Ben oui mes amis, bienvenue dans la vraie vie des vrais pauvres. Parce que la pizza surgelée premier prix à 2,90 €, je sais bien qu’elle est bourrée de cochonneries pas très bonnes pour la santé, mais j’ai pas trop les moyens d’aller me payer la version de luxe cuite au feu de bois avec de vrais bons ingrédients, cuisinée avec amour et savoir-faire par un cuisinier napolitain qui tient sa recette secrète de sa grand-mère maternelle qui l’a elle-même apprise de son grand-oncle sicilien. Ma pizza, c’est de la grosse cavalerie du rayon surgelés du grand magasin pas cher, cuite au four à gaz presque aussi vieux que la grand-mère du pizzaïolo, et elle contente et sustente tout à la fois mon bonhomme dont les yeux pétillent de gourmandise à l’annonce du menu de fête. Parce que oui, même à ce prix-là, ça reste un menu exceptionnel, accompagné d’un cola trop sucré et d’une glace qui n’a rien d’artisanal, et on fait comme si c’était bon, comme si on fêtait quelque chose, comme un soir d’été quelque part sur la place d’un petit village italien, entre un pizzaïolo rieur et une sérénade enchantée.

2,99 € les vingt nuggets cuits en huit minutes ou 9,73 € le poulet bon marché qu’il faudra cuire longtemps, accommoder, découper, servir et resservir pendant trois repas, puis finalement jeter parce que – oups ! – oublié dans le frigo ou les fourneaux ? Vous croyez vraiment que j’ai le temps et l’envie de me poser la question ? C’est un luxe que je n’ai pas, parce que pas le temps, parce que trop de travail, parce que rien de bon pour aller avec, parce que pas envie de négocier pour l’aile ou la cuisse… alors je dégaine les nuggets, la même chose pour tout le monde et pas de prise de tête, repas équitable à défaut d’être équilibré.

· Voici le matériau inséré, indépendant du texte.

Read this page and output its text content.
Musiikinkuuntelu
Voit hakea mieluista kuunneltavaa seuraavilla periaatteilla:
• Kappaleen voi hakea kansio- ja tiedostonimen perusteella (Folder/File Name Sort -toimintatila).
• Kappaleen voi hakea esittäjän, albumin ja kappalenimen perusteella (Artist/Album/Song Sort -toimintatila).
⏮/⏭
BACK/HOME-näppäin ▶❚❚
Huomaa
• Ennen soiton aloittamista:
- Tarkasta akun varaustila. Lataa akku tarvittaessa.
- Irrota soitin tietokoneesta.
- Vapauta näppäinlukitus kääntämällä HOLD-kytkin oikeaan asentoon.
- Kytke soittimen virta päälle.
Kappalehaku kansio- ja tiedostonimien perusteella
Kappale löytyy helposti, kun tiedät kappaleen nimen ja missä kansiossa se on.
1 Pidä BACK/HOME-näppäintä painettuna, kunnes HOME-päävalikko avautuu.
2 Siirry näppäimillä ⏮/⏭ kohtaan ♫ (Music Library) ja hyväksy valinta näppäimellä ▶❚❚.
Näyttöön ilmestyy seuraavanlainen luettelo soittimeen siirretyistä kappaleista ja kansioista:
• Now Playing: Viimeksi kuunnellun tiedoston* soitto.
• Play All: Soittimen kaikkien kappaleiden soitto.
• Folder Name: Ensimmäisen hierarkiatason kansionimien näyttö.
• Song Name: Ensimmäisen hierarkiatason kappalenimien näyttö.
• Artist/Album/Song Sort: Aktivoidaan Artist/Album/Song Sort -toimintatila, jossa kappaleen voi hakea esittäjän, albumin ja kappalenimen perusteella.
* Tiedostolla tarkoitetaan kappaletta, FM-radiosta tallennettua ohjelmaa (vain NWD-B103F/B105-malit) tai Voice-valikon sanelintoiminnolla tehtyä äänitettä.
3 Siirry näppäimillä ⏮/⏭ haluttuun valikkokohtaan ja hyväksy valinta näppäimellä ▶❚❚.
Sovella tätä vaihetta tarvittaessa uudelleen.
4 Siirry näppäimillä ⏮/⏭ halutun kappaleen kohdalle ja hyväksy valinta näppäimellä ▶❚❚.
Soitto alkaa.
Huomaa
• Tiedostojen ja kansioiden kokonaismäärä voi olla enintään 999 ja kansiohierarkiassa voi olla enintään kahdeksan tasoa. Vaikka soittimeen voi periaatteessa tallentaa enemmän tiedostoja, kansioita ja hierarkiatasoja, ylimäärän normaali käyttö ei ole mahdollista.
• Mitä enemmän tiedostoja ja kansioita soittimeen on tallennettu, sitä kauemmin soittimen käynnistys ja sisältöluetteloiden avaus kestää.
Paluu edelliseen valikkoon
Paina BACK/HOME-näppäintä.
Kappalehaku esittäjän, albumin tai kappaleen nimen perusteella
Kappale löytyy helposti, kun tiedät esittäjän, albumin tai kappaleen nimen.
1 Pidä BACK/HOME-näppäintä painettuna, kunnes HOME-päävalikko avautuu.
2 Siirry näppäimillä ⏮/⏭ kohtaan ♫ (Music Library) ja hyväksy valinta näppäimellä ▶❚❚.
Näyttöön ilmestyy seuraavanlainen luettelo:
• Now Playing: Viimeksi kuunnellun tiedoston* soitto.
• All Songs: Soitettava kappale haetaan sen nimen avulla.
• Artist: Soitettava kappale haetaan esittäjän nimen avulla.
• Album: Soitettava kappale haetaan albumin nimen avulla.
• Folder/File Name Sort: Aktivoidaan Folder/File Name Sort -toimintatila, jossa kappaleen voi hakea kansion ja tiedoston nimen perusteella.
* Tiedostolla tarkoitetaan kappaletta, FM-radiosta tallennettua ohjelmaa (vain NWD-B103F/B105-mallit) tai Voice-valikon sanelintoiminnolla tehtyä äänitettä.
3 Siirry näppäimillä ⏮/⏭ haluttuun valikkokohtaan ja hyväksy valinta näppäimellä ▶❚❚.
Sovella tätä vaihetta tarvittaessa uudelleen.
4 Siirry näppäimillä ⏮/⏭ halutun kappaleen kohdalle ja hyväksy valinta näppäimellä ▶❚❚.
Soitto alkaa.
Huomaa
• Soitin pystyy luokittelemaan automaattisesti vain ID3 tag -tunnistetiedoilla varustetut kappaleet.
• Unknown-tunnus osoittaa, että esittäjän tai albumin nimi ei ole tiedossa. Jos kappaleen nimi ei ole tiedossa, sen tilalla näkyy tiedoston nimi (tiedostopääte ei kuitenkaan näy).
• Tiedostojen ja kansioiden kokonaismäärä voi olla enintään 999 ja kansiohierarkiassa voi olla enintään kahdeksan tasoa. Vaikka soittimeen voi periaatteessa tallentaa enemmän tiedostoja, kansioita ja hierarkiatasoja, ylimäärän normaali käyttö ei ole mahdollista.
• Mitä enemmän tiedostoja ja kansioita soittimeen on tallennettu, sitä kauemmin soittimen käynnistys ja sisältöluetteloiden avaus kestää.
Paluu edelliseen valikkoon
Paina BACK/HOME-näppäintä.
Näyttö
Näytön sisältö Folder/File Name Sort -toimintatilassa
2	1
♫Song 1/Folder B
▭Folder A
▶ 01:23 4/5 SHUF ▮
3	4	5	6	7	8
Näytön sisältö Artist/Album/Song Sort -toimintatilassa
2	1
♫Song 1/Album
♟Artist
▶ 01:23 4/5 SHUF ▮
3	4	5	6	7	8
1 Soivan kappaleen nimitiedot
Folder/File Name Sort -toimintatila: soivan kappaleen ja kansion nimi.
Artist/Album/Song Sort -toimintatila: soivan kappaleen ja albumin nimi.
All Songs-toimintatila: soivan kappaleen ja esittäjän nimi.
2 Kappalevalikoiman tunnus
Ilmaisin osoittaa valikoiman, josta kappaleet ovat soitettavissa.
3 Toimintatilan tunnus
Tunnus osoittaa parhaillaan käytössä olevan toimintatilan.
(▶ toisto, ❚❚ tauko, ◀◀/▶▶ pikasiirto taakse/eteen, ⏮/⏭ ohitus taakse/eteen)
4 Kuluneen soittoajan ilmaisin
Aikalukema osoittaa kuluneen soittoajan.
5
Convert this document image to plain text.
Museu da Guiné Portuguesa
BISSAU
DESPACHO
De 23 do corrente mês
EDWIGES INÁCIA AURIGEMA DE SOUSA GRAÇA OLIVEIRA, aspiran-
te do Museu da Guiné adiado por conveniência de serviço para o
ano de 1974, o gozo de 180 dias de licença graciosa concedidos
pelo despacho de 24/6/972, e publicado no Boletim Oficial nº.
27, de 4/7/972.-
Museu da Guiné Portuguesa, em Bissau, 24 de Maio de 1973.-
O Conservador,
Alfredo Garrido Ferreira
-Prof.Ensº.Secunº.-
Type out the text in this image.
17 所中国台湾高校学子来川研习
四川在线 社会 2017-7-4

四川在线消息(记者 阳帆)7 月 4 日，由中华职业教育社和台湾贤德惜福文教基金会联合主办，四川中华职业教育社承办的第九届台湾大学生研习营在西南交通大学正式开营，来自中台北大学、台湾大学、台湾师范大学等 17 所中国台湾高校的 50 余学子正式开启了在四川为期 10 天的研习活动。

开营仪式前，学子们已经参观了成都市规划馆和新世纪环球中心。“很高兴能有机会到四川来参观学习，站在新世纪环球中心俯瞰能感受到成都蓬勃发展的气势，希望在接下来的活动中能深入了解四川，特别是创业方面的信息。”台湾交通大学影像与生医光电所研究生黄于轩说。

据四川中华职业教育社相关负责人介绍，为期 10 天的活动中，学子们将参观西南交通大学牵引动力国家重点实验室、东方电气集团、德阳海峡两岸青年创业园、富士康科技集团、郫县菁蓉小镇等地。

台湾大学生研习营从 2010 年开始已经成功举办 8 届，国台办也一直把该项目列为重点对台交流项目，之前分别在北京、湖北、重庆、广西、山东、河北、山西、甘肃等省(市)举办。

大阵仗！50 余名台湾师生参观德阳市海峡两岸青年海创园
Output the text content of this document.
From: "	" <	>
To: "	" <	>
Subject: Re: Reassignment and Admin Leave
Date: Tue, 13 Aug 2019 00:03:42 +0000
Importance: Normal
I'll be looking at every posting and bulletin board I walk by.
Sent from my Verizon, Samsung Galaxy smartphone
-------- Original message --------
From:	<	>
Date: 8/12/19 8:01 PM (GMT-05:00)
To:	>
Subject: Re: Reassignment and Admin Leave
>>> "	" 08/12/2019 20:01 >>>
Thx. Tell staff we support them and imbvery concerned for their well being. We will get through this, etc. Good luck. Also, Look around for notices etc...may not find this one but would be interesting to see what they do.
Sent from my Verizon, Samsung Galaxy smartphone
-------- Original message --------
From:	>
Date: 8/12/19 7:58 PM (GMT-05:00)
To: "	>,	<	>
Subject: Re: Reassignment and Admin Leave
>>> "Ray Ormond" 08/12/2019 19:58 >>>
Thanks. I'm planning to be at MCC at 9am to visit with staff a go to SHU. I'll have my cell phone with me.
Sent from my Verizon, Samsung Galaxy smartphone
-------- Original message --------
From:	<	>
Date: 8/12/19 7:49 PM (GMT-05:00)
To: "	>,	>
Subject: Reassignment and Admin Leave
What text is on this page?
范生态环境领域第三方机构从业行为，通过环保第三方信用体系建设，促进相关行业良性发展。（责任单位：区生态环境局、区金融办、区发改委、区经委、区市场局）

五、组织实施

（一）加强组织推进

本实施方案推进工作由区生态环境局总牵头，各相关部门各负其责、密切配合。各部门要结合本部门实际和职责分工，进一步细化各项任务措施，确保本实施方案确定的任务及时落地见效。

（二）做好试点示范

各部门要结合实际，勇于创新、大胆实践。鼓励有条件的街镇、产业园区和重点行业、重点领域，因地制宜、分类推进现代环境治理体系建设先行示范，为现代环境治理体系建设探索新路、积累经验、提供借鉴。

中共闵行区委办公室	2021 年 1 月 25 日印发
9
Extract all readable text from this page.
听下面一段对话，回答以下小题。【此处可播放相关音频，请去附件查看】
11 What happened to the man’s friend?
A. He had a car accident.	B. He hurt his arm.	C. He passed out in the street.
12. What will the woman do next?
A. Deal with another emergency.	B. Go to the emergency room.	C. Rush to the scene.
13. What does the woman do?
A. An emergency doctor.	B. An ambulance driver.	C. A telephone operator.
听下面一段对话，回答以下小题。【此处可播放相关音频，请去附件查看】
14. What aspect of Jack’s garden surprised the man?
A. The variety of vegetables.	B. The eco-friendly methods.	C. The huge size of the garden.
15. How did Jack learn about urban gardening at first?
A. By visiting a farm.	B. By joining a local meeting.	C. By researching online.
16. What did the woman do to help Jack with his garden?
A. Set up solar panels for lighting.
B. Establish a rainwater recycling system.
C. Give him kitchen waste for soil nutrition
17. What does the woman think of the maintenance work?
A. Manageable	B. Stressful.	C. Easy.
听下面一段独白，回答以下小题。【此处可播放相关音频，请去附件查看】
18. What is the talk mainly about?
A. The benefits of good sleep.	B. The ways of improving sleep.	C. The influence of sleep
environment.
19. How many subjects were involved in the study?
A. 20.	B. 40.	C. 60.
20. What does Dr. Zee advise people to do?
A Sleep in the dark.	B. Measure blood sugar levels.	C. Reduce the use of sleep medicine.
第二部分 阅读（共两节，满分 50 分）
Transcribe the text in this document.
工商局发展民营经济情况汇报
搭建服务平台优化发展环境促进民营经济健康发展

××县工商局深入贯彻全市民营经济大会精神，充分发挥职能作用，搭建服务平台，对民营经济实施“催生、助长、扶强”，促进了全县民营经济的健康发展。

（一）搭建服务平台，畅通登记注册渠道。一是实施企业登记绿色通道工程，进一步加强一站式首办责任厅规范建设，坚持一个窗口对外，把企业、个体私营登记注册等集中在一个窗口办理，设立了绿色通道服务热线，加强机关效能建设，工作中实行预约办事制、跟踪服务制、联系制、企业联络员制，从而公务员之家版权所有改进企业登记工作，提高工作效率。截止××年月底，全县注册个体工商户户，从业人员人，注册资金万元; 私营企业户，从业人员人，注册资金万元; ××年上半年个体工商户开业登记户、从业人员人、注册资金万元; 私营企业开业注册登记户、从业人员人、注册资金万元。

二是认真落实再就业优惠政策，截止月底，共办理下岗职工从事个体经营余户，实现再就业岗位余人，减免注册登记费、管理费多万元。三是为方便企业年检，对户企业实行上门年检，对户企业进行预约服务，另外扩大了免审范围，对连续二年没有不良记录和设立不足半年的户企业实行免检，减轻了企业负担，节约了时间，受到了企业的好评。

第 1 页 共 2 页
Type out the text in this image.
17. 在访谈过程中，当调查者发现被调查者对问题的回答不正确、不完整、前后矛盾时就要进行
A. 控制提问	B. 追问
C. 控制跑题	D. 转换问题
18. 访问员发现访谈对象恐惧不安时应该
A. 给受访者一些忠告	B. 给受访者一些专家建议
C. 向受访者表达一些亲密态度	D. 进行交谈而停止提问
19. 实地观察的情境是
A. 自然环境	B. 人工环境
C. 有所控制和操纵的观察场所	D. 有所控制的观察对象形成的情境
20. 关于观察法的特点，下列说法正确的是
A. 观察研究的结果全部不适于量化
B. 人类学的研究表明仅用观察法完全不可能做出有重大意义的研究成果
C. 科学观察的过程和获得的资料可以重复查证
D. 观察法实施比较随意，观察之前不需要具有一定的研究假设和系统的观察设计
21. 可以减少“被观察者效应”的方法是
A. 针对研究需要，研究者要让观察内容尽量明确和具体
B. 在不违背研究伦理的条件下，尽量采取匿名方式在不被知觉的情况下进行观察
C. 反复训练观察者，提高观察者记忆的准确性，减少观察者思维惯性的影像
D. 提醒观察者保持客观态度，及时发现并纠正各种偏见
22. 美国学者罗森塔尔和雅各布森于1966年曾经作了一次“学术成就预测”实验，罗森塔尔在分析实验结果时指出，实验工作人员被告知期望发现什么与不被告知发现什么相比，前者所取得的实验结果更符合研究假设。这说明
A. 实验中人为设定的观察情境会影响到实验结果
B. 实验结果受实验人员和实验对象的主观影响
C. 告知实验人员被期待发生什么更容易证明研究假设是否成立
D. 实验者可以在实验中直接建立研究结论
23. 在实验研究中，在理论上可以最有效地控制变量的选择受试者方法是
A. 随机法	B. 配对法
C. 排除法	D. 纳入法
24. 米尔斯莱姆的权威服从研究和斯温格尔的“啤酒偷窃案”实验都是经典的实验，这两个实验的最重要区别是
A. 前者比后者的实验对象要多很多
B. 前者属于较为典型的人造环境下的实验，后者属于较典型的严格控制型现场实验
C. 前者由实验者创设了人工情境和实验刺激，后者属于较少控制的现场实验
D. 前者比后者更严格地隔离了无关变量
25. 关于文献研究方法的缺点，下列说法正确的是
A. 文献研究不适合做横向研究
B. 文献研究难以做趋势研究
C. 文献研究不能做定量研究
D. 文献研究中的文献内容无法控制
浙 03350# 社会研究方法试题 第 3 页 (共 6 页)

Et quand je soupire devant l’envolée du caddie alimentaire (et en vrai, j’aimerais tellement qu’il s’envole pour de bon, ce caddie, ce serait drôle à regarder), quand je peine à expliquer qu’un tiers de mon maigre salaire est englouti par le frigo toujours trop plein et pourtant toujours trop vide, Richard et Géraldine, 14 479 € brut mensuels à eux deux, me répondent avec une pointe de condescendance que le chèque alimentaire, ma ptite dame, ça se mérite, et faudrait voir à manger sainement maintenant !

La carotte et le bâton je vous dis, mais bio la carotte, ça change tout !

Notes

(1) « Le chèque alimentaire doit cibler les produits sains » – Le Journal du dimanche, 5 juin 2022.